As you can see in the chart the broader U-6 unemployment measure plus the marginally attached and underemployed workers is generally a few points higher than the simple unemployment measure.   The numbers are roughly proportional as well.    The marginal and underemployed number is around 60-80% of the unemployment number.



  1. Good info.

    Some things not reflected in these numbers include: 1) discouraged workers (aged off the UE rolls after 1 yr); 2)millions of workers matriculated onto disability rolls; 3) quality of jobs (i.e. an engineer making $100K laid off now makes $70K, or a Blockbuster manager making $50K now makes $35K at a Kinko's).

    One thing I do note for myself, 10-12 years ago I had the ability (and drive) to work 50-60 hour weeks with available p/t or o/t jobs. Today, it is tough to pull 40 billable hours together in a week. Lots of reasons, but that is probably another blog post.

    Continued success to you, Jim!

  2. JayCeezy,

    Good points to bring up.

    There are certainly many people who have dropped out of the work force. That has a number of reasons.

    I don't believe that people getting on disability programs is really much of a factor though.

    I looked at that topic in a previous article :


    Then I found that the % of population on disability hadn't grown. Yes more people are on disability but it had not gone up faster than population growth.

    You're definitely right that the statistics don't measure people going from better jobs to mediocre ones. My understanding is that the 'underemployment' measure is only people who work part time but can't get full time.
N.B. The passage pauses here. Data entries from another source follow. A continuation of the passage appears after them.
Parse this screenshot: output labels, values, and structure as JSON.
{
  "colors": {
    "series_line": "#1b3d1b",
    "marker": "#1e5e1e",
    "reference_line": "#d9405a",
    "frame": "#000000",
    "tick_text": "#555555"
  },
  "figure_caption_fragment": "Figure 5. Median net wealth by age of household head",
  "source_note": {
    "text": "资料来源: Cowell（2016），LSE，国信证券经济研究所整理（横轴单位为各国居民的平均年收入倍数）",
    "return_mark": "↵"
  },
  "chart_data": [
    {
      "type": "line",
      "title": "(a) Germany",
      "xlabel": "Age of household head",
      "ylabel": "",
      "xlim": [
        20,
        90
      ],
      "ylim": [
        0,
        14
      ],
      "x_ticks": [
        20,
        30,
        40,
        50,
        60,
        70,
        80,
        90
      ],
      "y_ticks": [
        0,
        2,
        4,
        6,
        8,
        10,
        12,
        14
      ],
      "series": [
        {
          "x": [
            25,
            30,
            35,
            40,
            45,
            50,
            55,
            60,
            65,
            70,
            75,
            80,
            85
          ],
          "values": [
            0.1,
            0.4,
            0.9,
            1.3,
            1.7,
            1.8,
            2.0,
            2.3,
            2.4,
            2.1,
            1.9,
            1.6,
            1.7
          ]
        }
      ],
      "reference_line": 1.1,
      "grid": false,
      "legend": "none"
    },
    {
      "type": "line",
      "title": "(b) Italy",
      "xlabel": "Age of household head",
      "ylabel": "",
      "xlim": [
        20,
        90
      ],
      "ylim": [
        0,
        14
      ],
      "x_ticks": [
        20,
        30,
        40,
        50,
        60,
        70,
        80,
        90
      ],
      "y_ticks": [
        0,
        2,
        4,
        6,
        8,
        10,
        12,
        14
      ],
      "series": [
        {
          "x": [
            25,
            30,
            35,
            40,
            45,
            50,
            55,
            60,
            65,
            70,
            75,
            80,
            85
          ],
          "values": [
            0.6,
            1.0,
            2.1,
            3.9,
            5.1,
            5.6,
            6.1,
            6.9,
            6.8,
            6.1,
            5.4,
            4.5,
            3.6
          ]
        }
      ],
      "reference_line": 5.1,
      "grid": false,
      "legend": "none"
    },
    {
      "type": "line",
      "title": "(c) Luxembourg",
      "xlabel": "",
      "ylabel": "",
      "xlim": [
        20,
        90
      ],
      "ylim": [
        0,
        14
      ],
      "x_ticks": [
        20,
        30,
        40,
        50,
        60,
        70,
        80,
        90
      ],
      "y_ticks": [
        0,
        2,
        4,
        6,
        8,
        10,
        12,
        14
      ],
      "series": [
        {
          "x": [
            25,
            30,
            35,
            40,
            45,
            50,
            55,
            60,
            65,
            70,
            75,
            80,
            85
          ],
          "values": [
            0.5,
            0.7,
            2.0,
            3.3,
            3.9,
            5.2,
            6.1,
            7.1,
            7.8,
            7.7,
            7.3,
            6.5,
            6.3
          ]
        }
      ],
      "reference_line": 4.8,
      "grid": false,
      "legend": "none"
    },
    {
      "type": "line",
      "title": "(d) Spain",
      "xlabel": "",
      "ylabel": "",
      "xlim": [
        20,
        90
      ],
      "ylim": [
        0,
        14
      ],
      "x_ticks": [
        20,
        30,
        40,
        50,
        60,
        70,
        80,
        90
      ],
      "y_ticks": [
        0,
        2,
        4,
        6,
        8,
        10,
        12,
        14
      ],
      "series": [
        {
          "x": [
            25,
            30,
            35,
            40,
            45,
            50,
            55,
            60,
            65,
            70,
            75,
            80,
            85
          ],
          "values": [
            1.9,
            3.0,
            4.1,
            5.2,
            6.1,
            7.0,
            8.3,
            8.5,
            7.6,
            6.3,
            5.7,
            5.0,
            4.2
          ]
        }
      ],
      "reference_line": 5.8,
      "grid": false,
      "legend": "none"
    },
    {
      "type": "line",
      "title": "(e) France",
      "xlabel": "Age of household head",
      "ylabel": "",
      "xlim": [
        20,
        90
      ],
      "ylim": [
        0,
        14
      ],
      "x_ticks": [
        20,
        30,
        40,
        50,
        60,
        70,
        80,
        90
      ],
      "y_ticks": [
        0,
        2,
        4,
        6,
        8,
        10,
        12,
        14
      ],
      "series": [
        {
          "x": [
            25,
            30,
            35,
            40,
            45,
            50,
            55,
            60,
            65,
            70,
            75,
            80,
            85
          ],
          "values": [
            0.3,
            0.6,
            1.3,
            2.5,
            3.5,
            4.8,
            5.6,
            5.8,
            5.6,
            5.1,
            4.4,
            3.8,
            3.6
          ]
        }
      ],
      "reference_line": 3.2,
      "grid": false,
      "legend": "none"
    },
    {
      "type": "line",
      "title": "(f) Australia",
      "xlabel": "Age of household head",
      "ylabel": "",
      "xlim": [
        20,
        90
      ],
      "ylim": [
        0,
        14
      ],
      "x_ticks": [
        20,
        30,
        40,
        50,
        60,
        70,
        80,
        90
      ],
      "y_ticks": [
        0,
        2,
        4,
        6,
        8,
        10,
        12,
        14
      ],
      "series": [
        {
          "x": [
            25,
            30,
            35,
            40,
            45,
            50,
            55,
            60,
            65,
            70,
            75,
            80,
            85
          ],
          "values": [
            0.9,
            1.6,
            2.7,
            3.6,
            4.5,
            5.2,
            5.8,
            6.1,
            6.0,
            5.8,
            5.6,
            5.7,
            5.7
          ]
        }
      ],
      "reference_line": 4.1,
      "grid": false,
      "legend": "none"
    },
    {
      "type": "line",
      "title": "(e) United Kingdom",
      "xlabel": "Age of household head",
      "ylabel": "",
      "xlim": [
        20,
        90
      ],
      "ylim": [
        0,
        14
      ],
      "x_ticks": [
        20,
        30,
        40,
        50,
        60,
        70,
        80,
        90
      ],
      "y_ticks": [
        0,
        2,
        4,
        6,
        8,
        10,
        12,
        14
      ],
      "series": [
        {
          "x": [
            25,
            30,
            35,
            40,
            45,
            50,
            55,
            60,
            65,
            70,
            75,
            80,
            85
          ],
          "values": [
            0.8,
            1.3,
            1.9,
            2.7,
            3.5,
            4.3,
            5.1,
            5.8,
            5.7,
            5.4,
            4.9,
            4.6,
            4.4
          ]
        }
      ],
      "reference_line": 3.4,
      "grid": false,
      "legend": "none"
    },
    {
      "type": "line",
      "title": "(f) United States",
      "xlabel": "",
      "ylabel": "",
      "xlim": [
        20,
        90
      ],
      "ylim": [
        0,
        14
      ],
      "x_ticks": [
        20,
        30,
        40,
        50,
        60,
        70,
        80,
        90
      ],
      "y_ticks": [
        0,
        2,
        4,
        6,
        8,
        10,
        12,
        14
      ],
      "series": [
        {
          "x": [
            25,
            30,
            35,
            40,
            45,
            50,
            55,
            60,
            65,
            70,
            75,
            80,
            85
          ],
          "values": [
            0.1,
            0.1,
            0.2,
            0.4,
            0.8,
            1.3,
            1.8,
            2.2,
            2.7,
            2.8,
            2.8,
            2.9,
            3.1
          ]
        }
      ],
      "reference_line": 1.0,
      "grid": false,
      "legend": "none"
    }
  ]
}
So if you go from a full time senior vice president to being laid off to being a full time clerk at Home Depot then you'd be counted the same as 'employed'.


  3. Thanks Jim, I like the way you look at numbers dispassionately. It can be (for me) easy to get lost in the numbers, but I will always remember something my Statistics 101 teacher told us: "Every number represents a person, with a story and circumstance. Don't let anyone tell you 'it's just a statistic' because the statistic represents people." Good to remember.

    There are some numbers a little more recent that you might find of interest, discussed here.

    But the money quote is this...

    ...in January 2009, there were 142,187,000 people actually working and 7,442,377 workers collecting disability—a ratio of about 19 to 1.

    In June, there were 142,415,000 people actually working and 8,733,461 workers claiming disability—a ratio of about 16 to 1.

    As interesting as the data is, my Stats teacher also told us this: "Employment is binary. You are either employed, or unemployed, and it is up to you to get and keep a job." I am seeing interesting cases all around my circle of acquaintances and friends. People are looking for a way out of a frustrating employment situation, and I have seen people get on disability for alcoholism, soft-tissue back injury for a daily golfer who still golfs, and Adult ADHD. Seems sketchy to me, if there were good choices for these people I'm sure they wouldn't take this route.

    Anyway, really like your blog and especially your You Might Also Like choices for us readers. Thanks!

    1. Oops, should read "In June 2012..."

  4. Sorry to bump this late, but here is some additional recent info on SSDI that interested parties might care to know...

    The money quote: "Over the past 10 years, the number of applications for new SSDI benefits rose by 92 percent, from 1.5 million in 2001 to 2.9 million in 2011."

  5. JayCeezy,

    Yes there has been high growth in disabled roles. However thats not a new trend.

    In this previous article you can see the # of people on disability had been growing steadily from around 1990 onwards:


    This was an existing trend before the 2007 recession and not a result of it.

    Not sure why the rate has been growing so fast but I suspect a big part of it is an aging population. Most of the disabled people are >50 years old and a lot are >60. So as the baby boomers age into those age brackets the # of disabled will grow too.


    p.s. I thought I already made a comment like this but I don't see it.